Ladies and Gentlemen, Pete Drake

Back in the mid '90s, I was living in Olympia Warshington. I would make frequent trips down to Centralia and Chehalis to hit the thrift shops and to visit Richart's Art Yard.

On one of these trips, I found a record called 50 Country and Western Hits. It was one of those half-assed Starday compilations of Nashville also-rans. I picked it up for my girlfriend at the time.

In all honesty, I never really scruitinzed at the album cover until I heard an amazing sound, a Framptonesque cover of the late Porter Waggoner's Satisfied Mind.

There on the cover were the standard country dandies in all of their early sixties Grand Ol Opry wannabe stylings; white Stetsons, bolo-ties, toothy smiles. Except one photo. It showed the profile of this balding, pallid, liver-lipped nobody wearing a paisley shirt. It was Pete Drake, the artist who 'sang' the amazing song.

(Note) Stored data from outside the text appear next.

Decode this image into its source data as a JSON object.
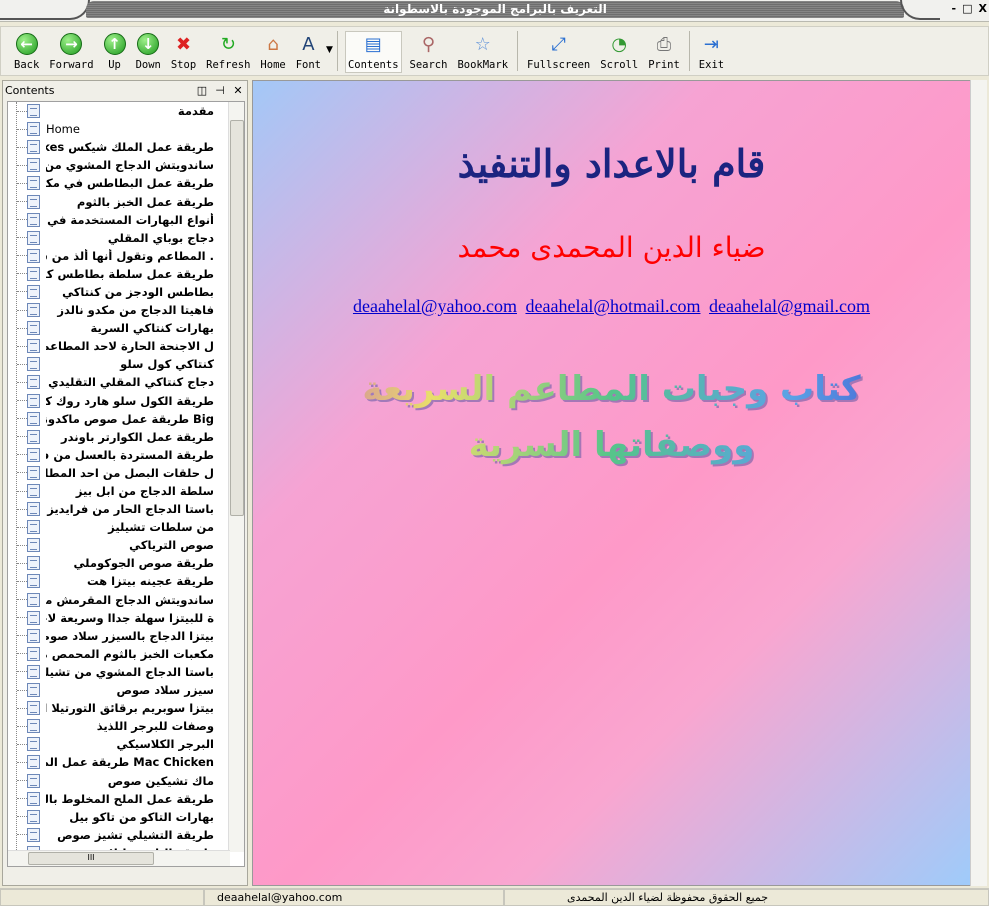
{
  "window": {
    "title": "التعريف بالبرامج الموجودة بالاسطوانة",
    "controls": [
      "-",
      "□",
      "X"
    ]
  },
  "toolbar": {
    "buttons": [
      {
        "label": "Back",
        "icon": "arrow-left-icon"
      },
      {
        "label": "Forward",
        "icon": "arrow-right-icon"
      },
      {
        "label": "Up",
        "icon": "arrow-up-icon"
      },
      {
        "label": "Down",
        "icon": "arrow-down-icon"
      },
      {
        "label": "Stop",
        "icon": "stop-icon"
      },
      {
        "label": "Refresh",
        "icon": "refresh-icon"
      },
      {
        "label": "Home",
        "icon": "home-icon"
      },
      {
        "label": "Font",
        "icon": "font-icon"
      },
      {
        "label": "Contents",
        "icon": "contents-icon",
        "active": true
      },
      {
        "label": "Search",
        "icon": "search-icon"
      },
      {
        "label": "BookMark",
        "icon": "bookmark-icon"
      },
      {
        "label": "Fullscreen",
        "icon": "fullscreen-icon"
      },
      {
        "label": "Scroll",
        "icon": "scroll-icon"
      },
      {
        "label": "Print",
        "icon": "print-icon"
      },
      {
        "label": "Exit",
        "icon": "exit-icon"
      }
    ]
  },
  "contents_pane": {
    "title": "Contents",
    "items": [
      "مقدمة",
      "Home",
      "طريقة عمل الملك شيكس Milkshakes",
      "ساندويتش الدجاج المشوي من مكدونلدز",
      "طريقة عمل البطاطس في مكدونلدز",
      "طريقة عمل الخبز بالثوم",
      "أنواع البهارات المستخدمة في قلي الدجاج",
      "دجاج بوباي المقلي",
      ". المطاعم وتقول أنها ألذ من سلطة كنتاكي",
      "طريقة عمل سلطة بطاطس كنتاكي",
      "بطاطس الودجز من كنتاكي",
      "فاهيتا الدجاج من مكدو نالدز",
      "بهارات كنتاكي السرية",
      "ل الاجنحة الحارة لاحد المطاعم المشهورة",
      "كنتاكي كول سلو",
      "دجاج كنتاكي المقلي التقليدي",
      "طريقة الكول سلو هارد روك كافيه",
      "Big طريقة عمل صوص ماكدونلدز بج ماك",
      "طريقة عمل الكوارتر باوندر",
      "طريقة المستردة بالعسل من فد ركرز",
      "ل حلقات البصل من احد المطاعم المشهورة",
      "سلطة الدجاج من ابل بيز",
      "باستا الدجاج الحار من فرايديز",
      "من سلطات تشيليز",
      "صوص الترياكي",
      "طريقة صوص الجوكوملي",
      "طريقة عجينه بيتزا هت",
      "ساندويتش الدجاج المقرمش مع الجبن",
      "ة للبيتزا سهلة جداا وسريعة لاحد المطاعم",
      "بيتزا الدجاج بالسيزر سلاد صوص",
      "مكعبات الخبز بالثوم المحمص من بيتزاهت",
      "باستا الدجاج المشوي من تشيليز",
      "سيزر سلاد صوص",
      "بيتزا سوبريم برقائق التورتيلا المكسيكية",
      "وصفات للبرجر اللذيذ",
      "البرجر الكلاسيكي",
      "Mac Chicken طريقة عمل الماك تشيكن",
      "ماك تشيكين صوص",
      "طريقة عمل الملح المخلوط بالبهارات",
      "بهارات التاكو من تاكو بيل",
      "طريقة التشيلي تشيز صوص",
      "طريقة الثاوزند ايلاند"
    ]
  },
  "main": {
    "heading": "قام بالاعداد والتنفيذ",
    "author": "ضياء الدين المحمدى محمد",
    "emails": [
      "deaahelal@yahoo.com",
      "deaahelal@hotmail.com",
      "deaahelal@gmail.com"
    ],
    "wordart_lines": [
      "كتاب وجبات المطاعم السريعة",
      "ووصفاتها السرية"
    ],
    "colors": {
      "heading": "#1b2480",
      "author": "#ff0000",
      "link": "#0000cc"
    }
  },
  "status": {
    "email": "deaahelal@yahoo.com",
    "copyright": "جميع الحقوق محفوظة لضياء الدين المحمدى"
  }
}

Always wanting to assume that art is born from adversity, and trying to make sense of the soul wrenching truth meets Steven Hawking vocals, and not knowing Drake's background, I contrived my own history of Pete Drake.

In my mind, he was a young trachiotomy victim, who fell in love with the true country legends, but because of his ailment (pasty, liver-lipped, voice-box-removed) couldn't sing. So he picked the closest instrument to a human voice box (steel guitar) and rigged the open hole in his neck to a microphone wired in to the pickups on said steel guitar so he could sing.

I began collecting as much of his steel guitar work as possible. I have a lot. I love it more than Charlie Rich singing "Life Has It's Little Ups and Downs". And, that, my friends, is a lot.

So, long story short, through the back covers of his albums and a little poking around, I learned that Mr. Drake was not disabled. He originally played steel in The Sons of The Pioneers back in the '50s. He became a session musician for Nashville, picking up where legendary picker, Speedy West left off, sitting in on nearly every session requiring steel guitar from 1959 to roughly 1974. During much of his early career, he worked an early morning job delivering milk (his nickname was The Milkman).

Most of you not prone to overalls and bare feet (I pity you) can sample more of Pete Drake's work on Bob Dylan's Nashville Skyline and George Harrison's All Things Must Pass.

Thanks for the video and coincidence, Boing Boing.